Three days after the Sanderlings came, I got sick. At first, we thought it was just the flu, but after running a fever for a day, I started feeling uneasy, remembering that lousy bite. So I went to the doctor, who ran some standard blood tests. My white count was normal, as were the two smears they took, so I went home pretty much reassured that this was just the flu.

But another couple of days went by, the Sanderling died, and my fever was still climbing. I was having difficulty breathing, and was actually starting to hallucinate, so back to the doctor we went. She looked up Psittacosis, or “parrot fever,” which causes the same symptoms I had, and discovered that victims show normal white counts and smears. A few other bacterial diseases that birds occasionally transmit to humans also don’t show up on standard blood tests.
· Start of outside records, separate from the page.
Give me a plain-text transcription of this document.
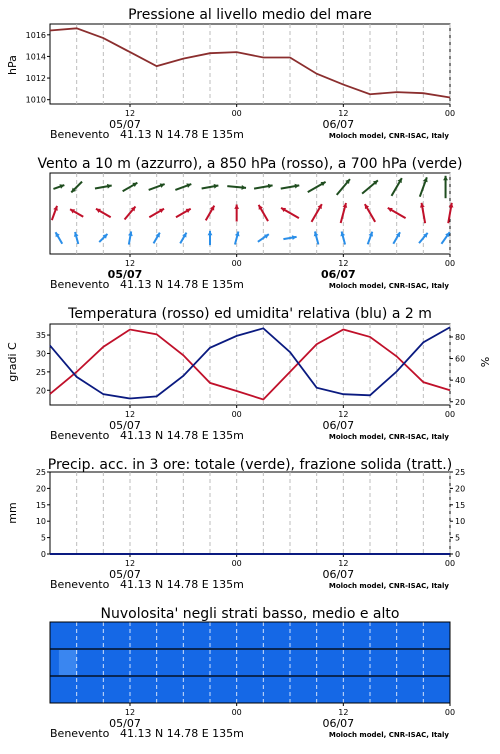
Pressione al livello medio del mare
hPa
12	00	12	00
05/07	06/07
Benevento 41.13 N 14.78 E 135m	Moloch model, CNR-ISAC, Italy
1010
1012
1014
1016
Vento a 10 m (azzurro), a 850 hPa (rosso), a 700 hPa (verde)
12	00	12	00
05/07	06/07
Benevento 41.13 N 14.78 E 135m	Moloch model, CNR-ISAC, Italy
Temperatura (rosso) ed umidita' relativa (blu) a 2 m
gradi C	%
12	00	12	00
05/07	06/07
Benevento 41.13 N 14.78 E 135m	Moloch model, CNR-ISAC, Italy
20
25
30
35
20
40
60
80
Precip. acc. in 3 ore: totale (verde), frazione solida (tratt.)
mm
12	00	12	00
05/07	06/07
Benevento 41.13 N 14.78 E 135m	Moloch model, CNR-ISAC, Italy
0	0
5	5
10	10
15	15
20	20
25	25
Nuvolosita' negli strati basso, medio e alto
12	00	12	00
05/07	06/07
Benevento 41.13 N 14.78 E 135m	Moloch model, CNR-ISAC, Italy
Meanwhile, a healthy nighthawk with a busted wing that I’d been caring for suddenly died–he’d been getting amoxycillin, so if he and I were sick from the same thing, we knew it wouldn’t respond to that. I was getting sicker by the hour, so my doctor started me on tetracycline. The fever kept climbing, and my breaths became so shallow that my husband stayed awake half the night to make sure I didn’t stop breathing altogether. In the middle of the night, the tetracycline finally brought the fever down, and although it took several days to get my strength back and for my breathing to get back to normal, I’m pretty much over the whole ordeal. My family, none of whom handled the Sanderlings, didn’t get sick at all. Now, when I tuck my kids in, I say, “Good night, sleep tight, don’t let the bird bugs bite.”

As horrible as this was for me, it was the Sanderling and the nighthawk who actually ended up dying. In the 90s, it’s a heck of a lot harder to survive when you’re a bird than a person. Dozens of shorebirds have been found dead or dying in Duluth during the past few weeks, but hardly anyone gave a tinker’s dam about them until I got sick. Issues of human health are obviously and rightly of greater concern to humans than issues of bird health. But that doesn’t mean birds are worthless. People may value gold more than silver, but a gold miner doesn’t toss out silver nuggets because they’re not gold.

Lake Superior is the largest, and should be the cleanest, lake in the world. Migrating shorebirds resting on her shores have enough worries trying to find food and avoid Peregrine Falcons and foxes without having to lug around water purification kits besides. Meanwhile, we humans continue to swim and boat in Lake Superior, to eat her fish and draw our drinking water from her, all the while leaking our wastes into her and trusting that human beings are a bit sturdier than Sanderlings.